Прочитав оттиск «Письма графа Шаумберга», Франклин нашел, что пасквиль получился, пожалуй, чересчур ядовитый. По замыслу автора, неподготовленный читатель должен был на мгновение задуматься, подлинное перед ним письмо или нет. Франклин боялся, что оно вышло слишком злобным.

Вечером пришел доктор Дюбур, и Франклин решил с ним посоветоваться. Он дал ему оттиск, а сам взял другой и, с наслаждением вдыхая запах бумаги и краски, стал следить за лицом друга.

Доктор Дюбур читал медленно, старательно, беззвучно шевеля пухлыми губами, все его мясистое лицо выражало искреннее стремление вникнуть в написанное.

— Ну, как? — спросил Франклин, когда Дюбур кончил. — Каково ваше мнение по этому поводу?

Старик Дюбур покачал тяжелой, большой головой.

— Я и раньше знал, — отвечал он, — да и все знали, что эти немецкие князья мерзавцы, но что они такие мерзавцы, я все-таки не подозревал.

Слушая его, Франклин радовался своему литературному дару. Но ему было жаль своего друга Дюбура. Раньше он так легко не попался бы на удочку. Он стал стар, очень стар, бедняга Дюбур.

Дюбур пришел с сюрпризом, он принес Франклину маленькую, изящную книжечку, новое издание басен Лафонтена; Лафонтена Франклин часто при нем хвалил. Франклин был искренне рад подарку, он отдал должное и красивому шрифту, и прелестной мудрости автора.

Дюбур боялся, что Франклин, имея много общего с Лафонтеном, увы, не сумеет оценить всех его достоинств, особенно некоторых стилистических тонкостей, которые, должно быть, ускользают от иностранца, даже обладающего франклиновским чувством языка.

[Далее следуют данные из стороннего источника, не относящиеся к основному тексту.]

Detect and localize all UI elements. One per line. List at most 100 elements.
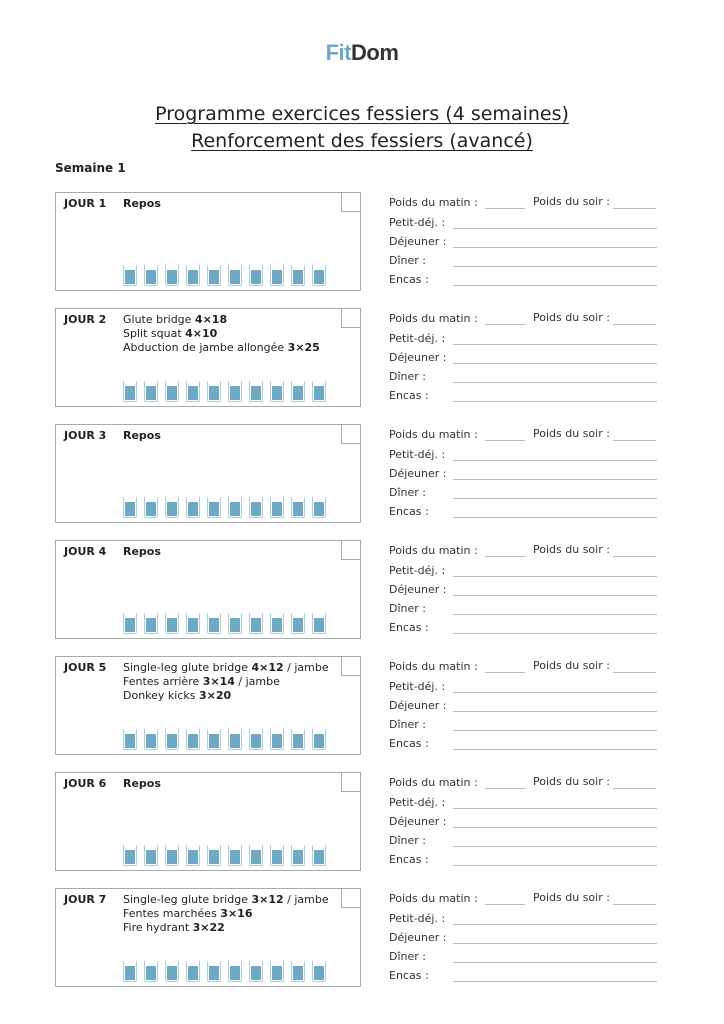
water-glass-icon[interactable] — [123, 265, 137, 286]
breakfast-line[interactable] — [453, 460, 657, 461]
evening-weight-line[interactable] — [613, 324, 656, 325]
water-glass-icon[interactable] — [207, 729, 221, 750]
water-glass-icon[interactable] — [144, 613, 158, 634]
snacks-line[interactable] — [453, 865, 657, 866]
water-glass-icon[interactable] — [228, 265, 242, 286]
water-glass-icon[interactable] — [228, 961, 242, 982]
water-glass-icon[interactable] — [123, 729, 137, 750]
water-glass-icon[interactable] — [186, 845, 200, 866]
day-done-checkbox[interactable] — [341, 888, 361, 908]
morning-weight-line[interactable] — [485, 556, 525, 557]
water-glass-icon[interactable] — [312, 265, 326, 286]
water-glass-icon[interactable] — [186, 265, 200, 286]
water-glass-icon[interactable] — [270, 381, 284, 402]
water-glass-icon[interactable] — [228, 729, 242, 750]
dinner-line[interactable] — [453, 498, 657, 499]
dinner-line[interactable] — [453, 614, 657, 615]
water-glass-icon[interactable] — [165, 613, 179, 634]
water-glass-icon[interactable] — [228, 613, 242, 634]
water-glass-icon[interactable] — [291, 845, 305, 866]
morning-weight-line[interactable] — [485, 672, 525, 673]
day-done-checkbox[interactable] — [341, 540, 361, 560]
water-glass-icon[interactable] — [207, 613, 221, 634]
snacks-line[interactable] — [453, 517, 657, 518]
water-glass-icon[interactable] — [291, 265, 305, 286]
water-glass-icon[interactable] — [312, 613, 326, 634]
snacks-line[interactable] — [453, 401, 657, 402]
water-glass-icon[interactable] — [249, 613, 263, 634]
water-glass-icon[interactable] — [165, 265, 179, 286]
water-glass-icon[interactable] — [312, 961, 326, 982]
water-glass-icon[interactable] — [312, 729, 326, 750]
water-glass-icon[interactable] — [228, 381, 242, 402]
water-glass-icon[interactable] — [291, 729, 305, 750]
evening-weight-line[interactable] — [613, 904, 656, 905]
water-glass-icon[interactable] — [144, 381, 158, 402]
breakfast-line[interactable] — [453, 344, 657, 345]
water-glass-icon[interactable] — [249, 265, 263, 286]
dinner-line[interactable] — [453, 846, 657, 847]
water-glass-icon[interactable] — [165, 497, 179, 518]
lunch-line[interactable] — [453, 479, 657, 480]
water-glass-icon[interactable] — [249, 497, 263, 518]
snacks-line[interactable] — [453, 981, 657, 982]
water-glass-icon[interactable] — [207, 381, 221, 402]
water-glass-icon[interactable] — [312, 381, 326, 402]
water-glass-icon[interactable] — [186, 729, 200, 750]
water-glass-icon[interactable] — [249, 845, 263, 866]
lunch-line[interactable] — [453, 247, 657, 248]
water-glass-icon[interactable] — [291, 381, 305, 402]
morning-weight-line[interactable] — [485, 440, 525, 441]
water-glass-icon[interactable] — [186, 381, 200, 402]
day-done-checkbox[interactable] — [341, 772, 361, 792]
morning-weight-line[interactable] — [485, 904, 525, 905]
dinner-line[interactable] — [453, 266, 657, 267]
water-glass-icon[interactable] — [207, 265, 221, 286]
evening-weight-line[interactable] — [613, 556, 656, 557]
water-glass-icon[interactable] — [165, 845, 179, 866]
water-glass-icon[interactable] — [312, 497, 326, 518]
water-glass-icon[interactable] — [165, 729, 179, 750]
snacks-line[interactable] — [453, 285, 657, 286]
snacks-line[interactable] — [453, 633, 657, 634]
water-glass-icon[interactable] — [270, 729, 284, 750]
lunch-line[interactable] — [453, 595, 657, 596]
day-done-checkbox[interactable] — [341, 656, 361, 676]
water-glass-icon[interactable] — [270, 961, 284, 982]
water-glass-icon[interactable] — [312, 845, 326, 866]
morning-weight-line[interactable] — [485, 324, 525, 325]
water-glass-icon[interactable] — [144, 497, 158, 518]
morning-weight-line[interactable] — [485, 208, 525, 209]
evening-weight-line[interactable] — [613, 788, 656, 789]
dinner-line[interactable] — [453, 382, 657, 383]
water-glass-icon[interactable] — [123, 381, 137, 402]
water-glass-icon[interactable] — [186, 961, 200, 982]
water-glass-icon[interactable] — [165, 381, 179, 402]
water-glass-icon[interactable] — [249, 381, 263, 402]
lunch-line[interactable] — [453, 943, 657, 944]
snacks-line[interactable] — [453, 749, 657, 750]
day-done-checkbox[interactable] — [341, 424, 361, 444]
water-glass-icon[interactable] — [291, 497, 305, 518]
water-glass-icon[interactable] — [291, 961, 305, 982]
water-glass-icon[interactable] — [270, 265, 284, 286]
lunch-line[interactable] — [453, 827, 657, 828]
water-glass-icon[interactable] — [207, 845, 221, 866]
water-glass-icon[interactable] — [144, 961, 158, 982]
water-glass-icon[interactable] — [249, 961, 263, 982]
water-glass-icon[interactable] — [207, 497, 221, 518]
water-glass-icon[interactable] — [144, 729, 158, 750]
water-glass-icon[interactable] — [123, 845, 137, 866]
water-glass-icon[interactable] — [270, 845, 284, 866]
water-glass-icon[interactable] — [165, 961, 179, 982]
lunch-line[interactable] — [453, 711, 657, 712]
water-glass-icon[interactable] — [228, 845, 242, 866]
water-glass-icon[interactable] — [144, 265, 158, 286]
water-glass-icon[interactable] — [291, 613, 305, 634]
breakfast-line[interactable] — [453, 576, 657, 577]
evening-weight-line[interactable] — [613, 440, 656, 441]
evening-weight-line[interactable] — [613, 672, 656, 673]
day-done-checkbox[interactable] — [341, 308, 361, 328]
evening-weight-line[interactable] — [613, 208, 656, 209]
breakfast-line[interactable] — [453, 808, 657, 809]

— Какая плавность, — восторгался Дюбур, — какое изящество. — Затем стал читать стихи вслух.

Наслаждаясь чеканной легкостью стиха, он прочитал сначала одну басню, потом вторую. Листая томик, дошел до девятой басни седьмой книги, басни о карете и мухе. С пыхтеньем и пафосом, подчеркивая ритм движениями мясистой руки, толстяк принялся читать, и архаично-спокойные строки звучали изящно, когда их произносили его пухлые губы.

В этой басне говорится о том, как шестерка дюжих лошадей, выбиваясь из сил, преодолевает трудный, крутой подъем. Седоки вышли из кареты и, подталкивая ее, стараются помочь лошадям. В это время возле кареты вьется муха, она кусает то одну лошадь, то другую, садится на дышло, на нос кучера, воображает, что это она, муха, толкает карету вперед, жалуется, что никто, кроме нее, не помогает лошадям, что на нее одну взвалили всю тяжесть. Хвастливая, вездесущая, она летает с места на место и, когда подъем остается наконец позади, радостно заявляет: «Ну, а теперь, лошадки, можно и отдохнуть, я потрудилась на славу».

Пока доктор Дюбур с чувством читал стихи, широкое лицо Франклина все больше и больше расплывалось в улыбке. Опустив книгу, Дюбур прочитал наизусть мораль, которой завершается эта басня:

 

Ainsi certaines gens, faisant les empresses,

S'introduisent dans les affaires.

Us font partout les necessaires,

Et, partout importuns, devroient etre chasses. [45]

 

При всей своей ненаблюдательности, поглощенный чтением, Дюбур заметил, что веселое настроение Франклина вызвано не самой басней, не ее исполнением, а чем-то другим. Постепенно он понял, в чем дело, и выпалил:

— Как это мне не пришло в голову? Поистине, Лафонтен предвосхитил нашего хвастунишку, нашего мосье Карона.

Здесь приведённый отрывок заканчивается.